Comme dans d’autres secteurs de la justice, les tribunaux de police ont éprouvé toutes les limites des sanctions classiques. « L’impact des amendes sur le comportement des jeunes conducteurs reste effectivement minime », souligne le procureur du roi, Michèle Mons delle Roche. « Elles ne contribuent pas à les responsabiliser personnellement, car ce sont souvent les parents qui paient. Et les jeunes qui assurent eux-mêmes le remboursement étalé de ces contraventions versent rarement l’intégralité de l’amende. » Depuis le 16 juillet 2001, le parquet de Marche-en-Famenne propose donc une formule alternative aux délinquants routiers « primaires » non récidivistes. Les modules de formation varient en fonction de l’infraction commise. Exemples : un excès de vitesse est « sanctionné » par 10 heures de cours (gratuits) à l’IBSR, plus une formation de 4 heures par la GDS au tarif préférentiel de 111 euros (4 500 francs) pour les automobilistes et de 54 euros (2 200 francs) pour les cyclomotoristes . Des faits d’agressivité au volant, un défaut d’assurance ou de permis de conduire valent à leur auteur 10 heures de cours à l’IBSR. Quant au jeune qui circule sans casque ou à bord d’un cyclomoteur dont la puissance a été augmentée, le délégué au procureur lui adressera un « rappel à la loi ».

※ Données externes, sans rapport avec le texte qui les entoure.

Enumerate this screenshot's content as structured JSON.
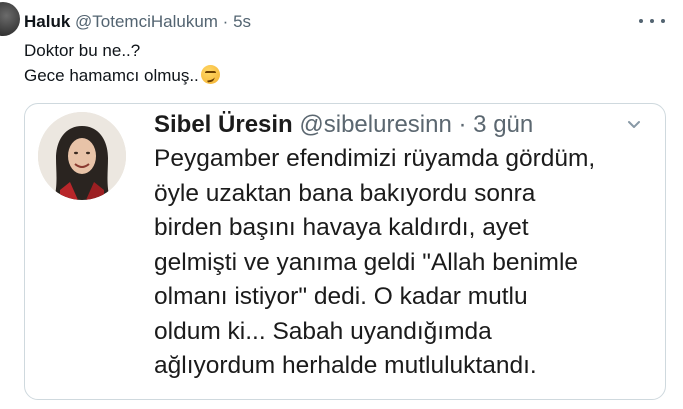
{
  "tweet": {
    "author_name": "Haluk",
    "author_handle": "@TotemciHalukum",
    "separator": "·",
    "time": "5s",
    "lines": [
      "Doktor bu ne..?",
      "Gece hamamcı olmuş.."
    ],
    "emoji": "smirking-face"
  },
  "quote": {
    "author_name": "Sibel Üresin",
    "author_handle": "@sibeluresinn",
    "separator": "·",
    "time": "3 gün",
    "lines": [
      "Peygamber efendimizi rüyamda gördüm,",
      "öyle uzaktan bana bakıyordu sonra",
      "birden başını havaya kaldırdı, ayet",
      "gelmişti ve yanıma geldi \"Allah benimle",
      "olmanı istiyor\" dedi. O kadar mutlu",
      "oldum ki... Sabah uyandığımda",
      "ağlıyordum herhalde mutluluktandı."
    ]
  },
  "colors": {
    "text_primary": "#0f1419",
    "text_secondary": "#536471",
    "card_border": "#cfd9de"
  }
}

Installé depuis juillet 2001 au premier étage du palais de justice de Marche-en-Famenne, Pierre Dumont assume un rôle central dans la mise en oeuvre, au cas par cas, de cette procédure à vocation éducative. Agé de 48 ans, père de deux enfants, il estime avoir le beau rôle aux yeux des justiciables : « N’étant ni policier ni magistrat, je n’ai pas à les juger, ni à leur faire la morale. » Au cours d’un entretien avec chaque contrevenant qui accepte la proposition, Pierre Dumont s’assure de l’engagement personnel du jeune au seuil de ce parcours du gentleman conducteur. Trois mois après la formation théorique à l’IBSR et le stage pratique à la GDS, les conducteurs, qui, entre-temps, ont pu bénéficier du classement sans suite de leur dossier, sont invités à répondre à un questionnaire mis au point par le service de criminologie de l’université de Liège. La première évaluation débute en ce mois de janvier…

Grande distinction

Sur les 90 dossiers confiés au délégué du parquet marchois depuis le mois de juillet 2001, seuls deux contrevenants ont refusé l’alternative de la formation. Deux autres personnes, qui l’avaient acceptée, ont fait défaut lors des stages. Ils sont donc cités à comparaître devant le tribunal de police. 38% du total des dossiers concernent des excès de vitesse, suivis par 20 % de défauts d’assurance ou de permis de conduire et 12 % de conduite sous influence d’alcool ou de stupéfiants. Les bons conducteurs ont bénéficié d’un classement sans suite de leur dossier, évitant ainsi l’amende, la déchéance de leur permis de conduire et l’inscription d’une condamnation au casier judiciaire. Les premiers résultats enregistrés par le parquet de Marche-en-Famenne tendent à décerner la grande distinction à la province de Luxembourg pour sa longueur d’avance en matière de prévention routière. Si elle est généralisée à l’ensemble des arrondissements judiciaires, cette sanction éducative pourrait, parmi d’autres mesures, participer efficacement au projet européen de réduire de moitié le nombre d’accidents mortels d’ici à 2010.